Bottle is placed lengthwise on Cutter with
bottom flush against backstop and resting on the rollers. The position
of the backstop and rear rollers determine the point at which you cut
the bottle. To adjust length, loosen screw and slide backstop and
rollers forward for a shorter cut and backward for a longer cut. To
make an extremely shallow cut (for coasters, ash trays, etc.) remove
screw from slot and reverse position of backstop. See sketch.
When cutting a bottle or jug of larger
diameter (up to a gallon or larger), increase distance between rear
rollers and backstop so that bottle rests securely on rollers.
Using a round smooth bottle with parallel
sides, select the location for the desired cut.
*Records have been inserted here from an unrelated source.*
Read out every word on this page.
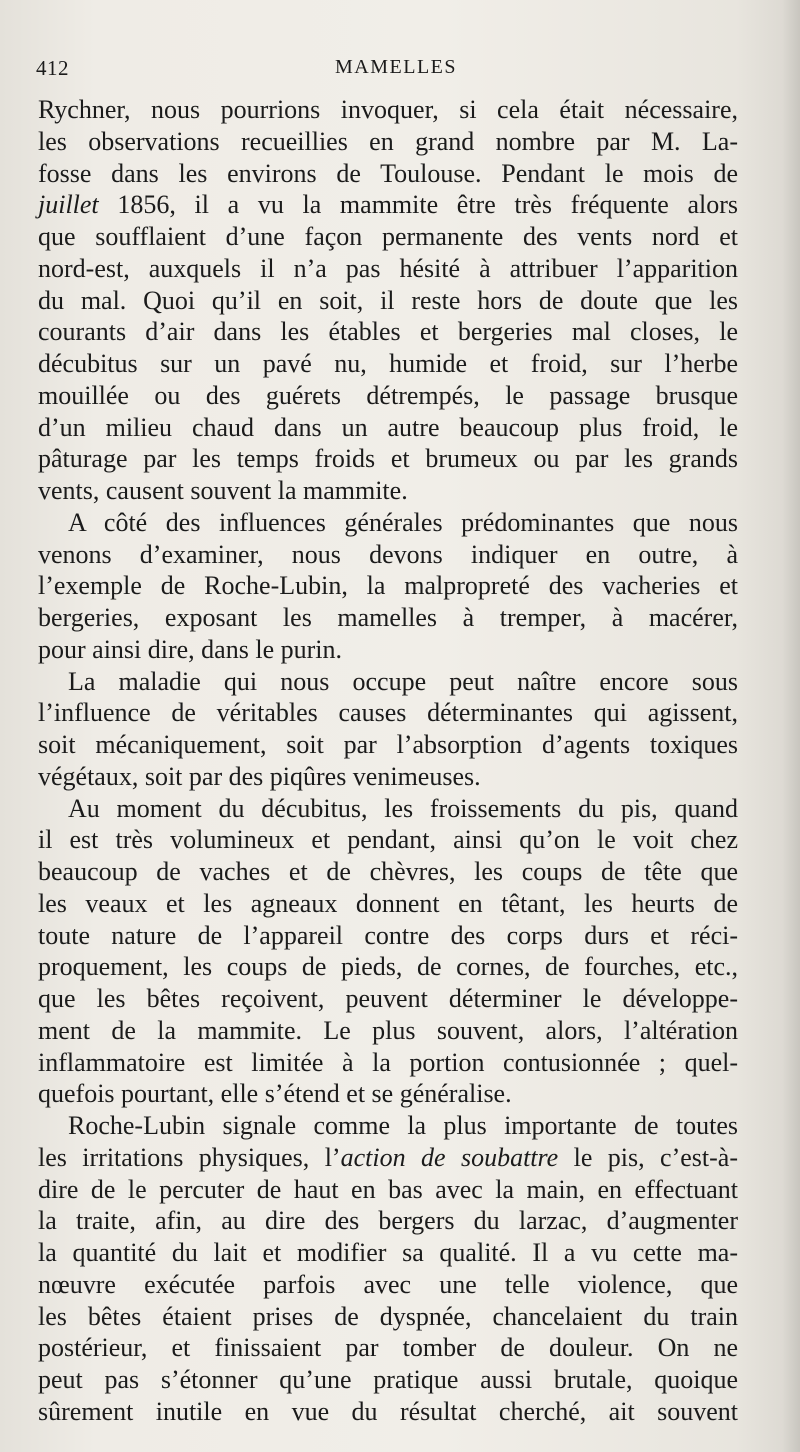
412	MAMELLES
Rychner, nous pourrions invoquer, si cela était nécessaire,
les observations recueillies en grand nombre par M. La-
fosse dans les environs de Toulouse. Pendant le mois de
juillet 1856, il a vu la mammite être très fréquente alors
que soufflaient d’une façon permanente des vents nord et
nord-est, auxquels il n’a pas hésité à attribuer l’apparition
du mal. Quoi qu’il en soit, il reste hors de doute que les
courants d’air dans les étables et bergeries mal closes, le
décubitus sur un pavé nu, humide et froid, sur l’herbe
mouillée ou des guérets détrempés, le passage brusque
d’un milieu chaud dans un autre beaucoup plus froid, le
pâturage par les temps froids et brumeux ou par les grands
vents, causent souvent la mammite.
A côté des influences générales prédominantes que nous
venons d’examiner, nous devons indiquer en outre, à
l’exemple de Roche-Lubin, la malpropreté des vacheries et
bergeries, exposant les mamelles à tremper, à macérer,
pour ainsi dire, dans le purin.
La maladie qui nous occupe peut naître encore sous
l’influence de véritables causes déterminantes qui agissent,
soit mécaniquement, soit par l’absorption d’agents toxiques
végétaux, soit par des piqûres venimeuses.
Au moment du décubitus, les froissements du pis, quand
il est très volumineux et pendant, ainsi qu’on le voit chez
beaucoup de vaches et de chèvres, les coups de tête que
les veaux et les agneaux donnent en têtant, les heurts de
toute nature de l’appareil contre des corps durs et réci-
proquement, les coups de pieds, de cornes, de fourches, etc.,
que les bêtes reçoivent, peuvent déterminer le développe-
ment de la mammite. Le plus souvent, alors, l’altération
inflammatoire est limitée à la portion contusionnée ; quel-
quefois pourtant, elle s’étend et se généralise.
Roche-Lubin signale comme la plus importante de toutes
les irritations physiques, l’action de soubattre le pis, c’est-à-
dire de le percuter de haut en bas avec la main, en effectuant
la traite, afin, au dire des bergers du larzac, d’augmenter
la quantité du lait et modifier sa qualité. Il a vu cette ma-
nœuvre exécutée parfois avec une telle violence, que
les bêtes étaient prises de dyspnée, chancelaient du train
postérieur, et finissaient par tomber de douleur. On ne
peut pas s’étonner qu’une pratique aussi brutale, quoique
sûrement inutile en vue du résultat cherché, ait souvent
Adjust the backstop to
this length and place the bottle on the cutter as shown in sketch.
A light etch is all that is required. Apply only slight pressure on the bottle while rotating the bottle toward you
with your hands. Not the position of the hands in sketch. To assure
an accurate cut, keep the bottle firm against the backstop. Do not
allow the bottle to stop turning while scribing the etch. A slight
crunching sound will signal the completion of the etch. ONE REVOLUTION OF THE BOTTLE IS ALL THAT IS NECESSARY.
Best results are obtained, and damage to the cutter wheel is avoided
when the etch is not duplicated. If the etch is properly scribed the
ends will meet.
Before the bottle can be separated, it first must be uniformly heated. Light the candle and slowly
rotate the bottle in one direction with the tip of the flame about an
eigth of an inch directly under the etch. Usually about three or four
revolutions are sufficient.
Then rotate the bottle two or three times at a faster pace to give a
final uniform temperature to the glass. The bottle should feel hot to
the touch, but not too hot to handle.
Place bottle in an upright position and, before te bottle cools, rub
an ice cube around the etched line one or more revolutions until the
etch becomes a crack. Crack should continue completely around the
If a slight tug on the two pieces fails to separate them, don't try
to force them apart. Return bottle to the candle flame and reheat the
etch as in step 3. During this reheating process, you may hear audible
"clicks" indicating that the uncracked portions along the etch are now
cracking. After heating again, try to separate the two parts once more.
Remember, don't use undue force, let the glass work
itself free! (Sometimes, it's necessary to repeat the heating and
cooling steps several times depending on the thickness of the glass.)
To prevent chipping, rub the inside and outside edges lightly with a
piece of the coarser polishing paper. See sketch. Then, sprinkle a
small amount of the polishing powder on a flat, hard surface; a glass or
metal pie plate or a piece of window glass works fine. Do not use any
surface of value for polishing since the polishing powder will cause
scratches. Dip the edge of the glass in water and then place on the
polishing surface. Start to grind in a circular motion as shown in
sketch. After a short time, the edge of the glass will become perfectly
flat and have a dull gray appearance. Again, smooth the inside and
outside edges with the polishing paper.
The finer polishing paper should be used to give a final smooth finish. Use water on the paper periodically while polishing.